Do you think you are ready to tackle Big Data because you are pushing the limits of your data Volume, Velocity, Variety and Variability? Take a deep breath (and maybe a cold shower) before you plunge full speed ahead into unchartered territories and murky waters of Big Data. Now that you are calm, cool and collected, ask yourself the following key questions:
- What’s the business use case? What are some of the business pain points, challenges and opportunities you are trying to address with Big Data? Are your business users coming to you with such requests or are you in the doomed-for-failure realm of technology looking for a solution?
- Are you sure it’s not just BI 101? Once you identify specific business requirements, ask whether Big Data is really the answer you are looking for. In the majority of my Big Data client inquiries, after a few probing questions I typically find out that it's really BI 101: data governance, data integration, data modeling and architecture, org structures, responsibilities, budgets, priorities, etc. Not Big Data.
- Why can’t your current environment handle it? Next comes another sanity check. If you are still thinking you are dealing with Big Data challenges, are you sure you need to do something different, technology-wise? Are you really sure your existing ETL/DW/BI/Advanced Analytics environment can't address the pain points in question? Would just adding another node, another server, more memory (if these are all within your acceptable budget ranges) do the trick?
- Are you looking for a different type of DBMS? Last, but not least. Do the answers to some of your business challenges lie in different types of databases (not necessarily Big Data) because relational or multidimensional DBMS models don’t support your business requirements (entity and attribute relationships are not relational)? Are you really looking to supplement RDBMS and MOLAP DBMS with hierarchical, object, XML, RDF (triple stores), graph, inverted index or associative DBMS?
Still think you need Big Data? Ok, let’s keep going. Which of the following two categories of Big Data use cases apply to you? Or is it both in your case?
- Category 1. Cost reduction, containment, avoidance. Are you trying to do what you already do in your existing ETL/DW/BI/Advanced Analytics environment but just much cheaper (and maybe faster), using OSS technology like Hadoop (Hadoop OSS and commercial ecosystem is very complex, we are currently working on a landscape – if you have a POV on what it should look like, drop me a note)?
- Category 2. Solving new problems.
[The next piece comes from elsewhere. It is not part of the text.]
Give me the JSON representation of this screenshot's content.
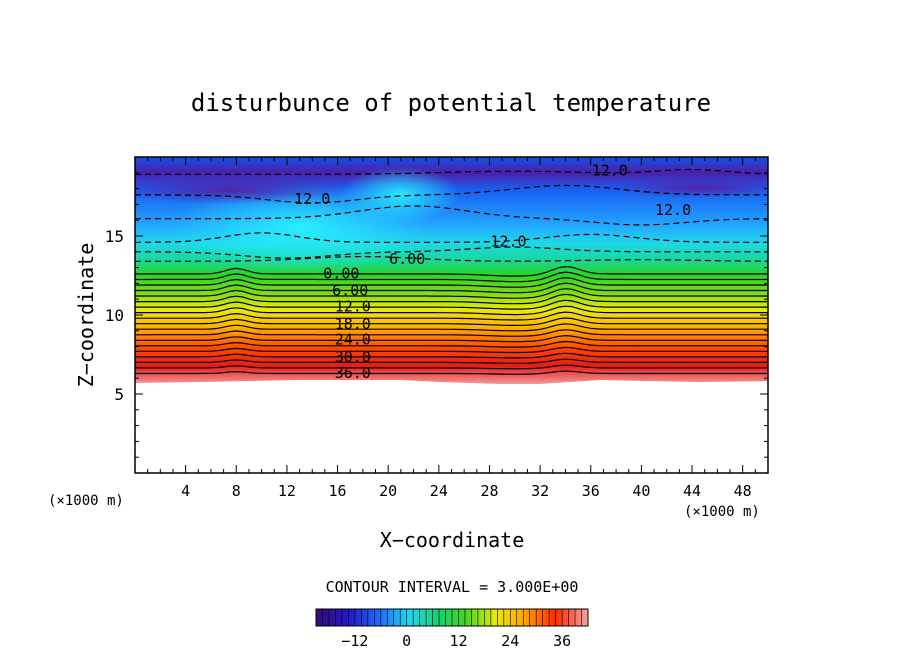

Are you trying to do something completely new, that you could not do at all before? Remember, all traditional ETL/DW/BI require a data model. Data models come from requirements. Requirements come from understanding of data and business processes. But in the world of Big Data you don’t know what’s out there until you look at it. We call this data exploration and discovery. It’s a step BEFORE requirements in the new world of Big Data.
Congratulations! Now you are really in the Big Data world. Problem solved? Not so fast. Even if you are convinced that are you need to solve new types of business problems with new technology, do you really know how to:
- Manage it?
- Secure it (compliance and risk officers and auditors hate Big Data!)?
- Govern it?
- Cleanse it?
- Persist it?
- Productionalize it?
- Assign roles and responsibilities?
You may find that all of your best DW, BI, MDM practices for SDLC, PMO and Governance aren’t directly applicable to or just don’t work for Big Data. This is where the real challenge of Big Data currently lies. I personally have not seen a good example of best practices around managing and governing Big Data. If you have one, I’d love to see it!